Having said that, I can't resist giving my recipe for Junkie Sausages.
Equipment required: 1 pan (sauce or frying but 2 pans is handier, if you haven't sold the 2nd one of gear); 1 fork; 1 knofe (optional); 1 clean plate (or sheet of newspaper if desperate).
Ingredients: Cooking oil or marge, beef sausages (not pork -- I'm not into Halal or Kosher, but why anyone would want to bring entrails of a dead swine into their home, least of all into the kitchen, is beyond me); value baked beans; coarse ground black pepper/Worcester Sauce/Tabasco to taste.
You must be: Sober enough to stand up.
Method: Heat ring to medium-high, add oil to pan, separate sausages. Plonk however many required into pan (3 is quite sufficient for one person). Whether or not you "prick" the sausages is immaterial for once they're browned all over by careful turning (about 4 mins) you either chop them into little stumps with a knife (simple method) or, unable even to find a knife though you're sure there used to be one soewhere around here, you use the aforementioned fork to prick-prick-prick all around and cut each sausage into 3-5 sections. Fry the upended stumps, giving all a good crisping (about 3 mins each side). Test one stump if unsure as to whether cooked - any pink showing needs further frazzling.
Turf cooked sausages on to plate or newspaper. Pour hot oil into empty cider can or down toilet - NOT down sink where it will resolidify causing gross inconvenience.
Now cook baked beans. Same pan may be used if required. When beans done dump over sausages on plate -- or if no plate, dump sausages back from newspaper to pan. Add black pepper/whatever else to taste -- ta-daa!

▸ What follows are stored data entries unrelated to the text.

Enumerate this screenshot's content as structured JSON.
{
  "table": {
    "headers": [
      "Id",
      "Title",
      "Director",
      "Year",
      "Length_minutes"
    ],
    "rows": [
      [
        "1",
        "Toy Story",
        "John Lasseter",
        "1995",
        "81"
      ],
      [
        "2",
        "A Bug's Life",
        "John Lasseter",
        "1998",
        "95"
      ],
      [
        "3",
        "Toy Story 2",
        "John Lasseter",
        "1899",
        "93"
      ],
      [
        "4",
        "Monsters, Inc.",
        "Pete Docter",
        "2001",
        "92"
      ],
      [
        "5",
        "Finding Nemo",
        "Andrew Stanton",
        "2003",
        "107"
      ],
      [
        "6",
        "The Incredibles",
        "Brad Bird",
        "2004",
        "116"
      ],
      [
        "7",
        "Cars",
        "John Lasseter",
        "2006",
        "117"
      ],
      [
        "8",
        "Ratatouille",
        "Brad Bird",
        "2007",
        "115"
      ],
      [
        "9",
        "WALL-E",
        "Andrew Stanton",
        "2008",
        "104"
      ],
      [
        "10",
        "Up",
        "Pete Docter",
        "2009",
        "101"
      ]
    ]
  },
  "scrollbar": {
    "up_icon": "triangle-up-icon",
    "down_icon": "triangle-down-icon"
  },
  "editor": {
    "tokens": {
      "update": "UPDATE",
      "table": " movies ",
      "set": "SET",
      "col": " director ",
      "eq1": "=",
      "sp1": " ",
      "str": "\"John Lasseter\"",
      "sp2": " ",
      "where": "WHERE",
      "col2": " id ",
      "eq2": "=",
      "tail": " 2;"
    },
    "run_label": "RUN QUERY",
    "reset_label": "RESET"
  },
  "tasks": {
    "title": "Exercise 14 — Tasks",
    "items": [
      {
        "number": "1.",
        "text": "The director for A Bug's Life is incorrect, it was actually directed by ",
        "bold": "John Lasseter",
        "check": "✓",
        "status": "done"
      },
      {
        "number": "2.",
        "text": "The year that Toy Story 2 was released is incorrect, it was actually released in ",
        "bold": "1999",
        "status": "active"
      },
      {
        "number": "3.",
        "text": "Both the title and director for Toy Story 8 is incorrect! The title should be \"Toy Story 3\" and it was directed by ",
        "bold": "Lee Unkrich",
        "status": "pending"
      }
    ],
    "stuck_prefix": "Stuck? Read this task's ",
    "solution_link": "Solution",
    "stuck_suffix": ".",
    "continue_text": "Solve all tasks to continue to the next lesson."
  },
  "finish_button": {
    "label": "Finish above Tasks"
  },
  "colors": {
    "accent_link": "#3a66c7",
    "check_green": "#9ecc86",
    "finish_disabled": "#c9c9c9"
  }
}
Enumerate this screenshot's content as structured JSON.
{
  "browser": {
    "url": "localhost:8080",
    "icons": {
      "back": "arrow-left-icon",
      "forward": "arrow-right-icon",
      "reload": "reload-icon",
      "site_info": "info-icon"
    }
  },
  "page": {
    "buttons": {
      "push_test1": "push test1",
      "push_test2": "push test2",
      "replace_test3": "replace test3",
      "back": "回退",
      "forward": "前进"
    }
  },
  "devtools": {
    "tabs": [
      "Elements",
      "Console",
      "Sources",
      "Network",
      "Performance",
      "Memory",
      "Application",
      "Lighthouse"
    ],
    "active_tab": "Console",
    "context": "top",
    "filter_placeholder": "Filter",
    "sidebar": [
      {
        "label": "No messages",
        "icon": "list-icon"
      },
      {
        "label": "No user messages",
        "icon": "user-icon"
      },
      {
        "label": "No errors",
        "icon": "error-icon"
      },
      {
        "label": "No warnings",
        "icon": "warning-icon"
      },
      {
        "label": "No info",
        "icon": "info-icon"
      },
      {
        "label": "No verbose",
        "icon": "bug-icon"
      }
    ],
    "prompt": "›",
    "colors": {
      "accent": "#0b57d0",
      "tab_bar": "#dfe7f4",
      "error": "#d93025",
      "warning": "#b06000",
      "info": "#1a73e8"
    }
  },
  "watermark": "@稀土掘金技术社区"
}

Literally none of my dealers had crack today, except the one who's furthest out of my way and is being a real ripoff artist of late. I sat at a friend's house for much of the afternoon then perused the shops. I'm proud NOT to be a Shoplifter and hence not banned from all of them. If the bookshop banned me I think I really would lie across the railway tracks. All afternoon (I'm posting this the next day) I was promised a call back when he finally managed to pick up this White. No such luck. So I tried someone else who was literally picking up just then. Because I only wanted £10 worth -- the minimum buy -- and there was (I presume) something rivetting on Sky, he decided he would not be bothered to drive the 10 minute distance from his manor to mine. So in the ned I did have to take the bus to Mr Stingy and back. I know he was peed off because I didn't buy brown as well (he knows me well enough to know I got it elsewhere). Got back. All coke gone in half an hour. Really wanted more and have money. i think runningto and from a dealer for more and more white is so depressing. I'm an addict through and through, I admit that. The nly drug I do use end-to-end some days is alcohol. Because I tend to buy only one can at a time the local shops hate me. Not only do they have to see my ugly mug every hour or two every day, they hate me more because they with I were a shoplifter so they had an excuse to ban me. Speaking of which, has only made me crave alcohol more. It's cold and raining; I'm not in the mood to go outside... must go anyhow.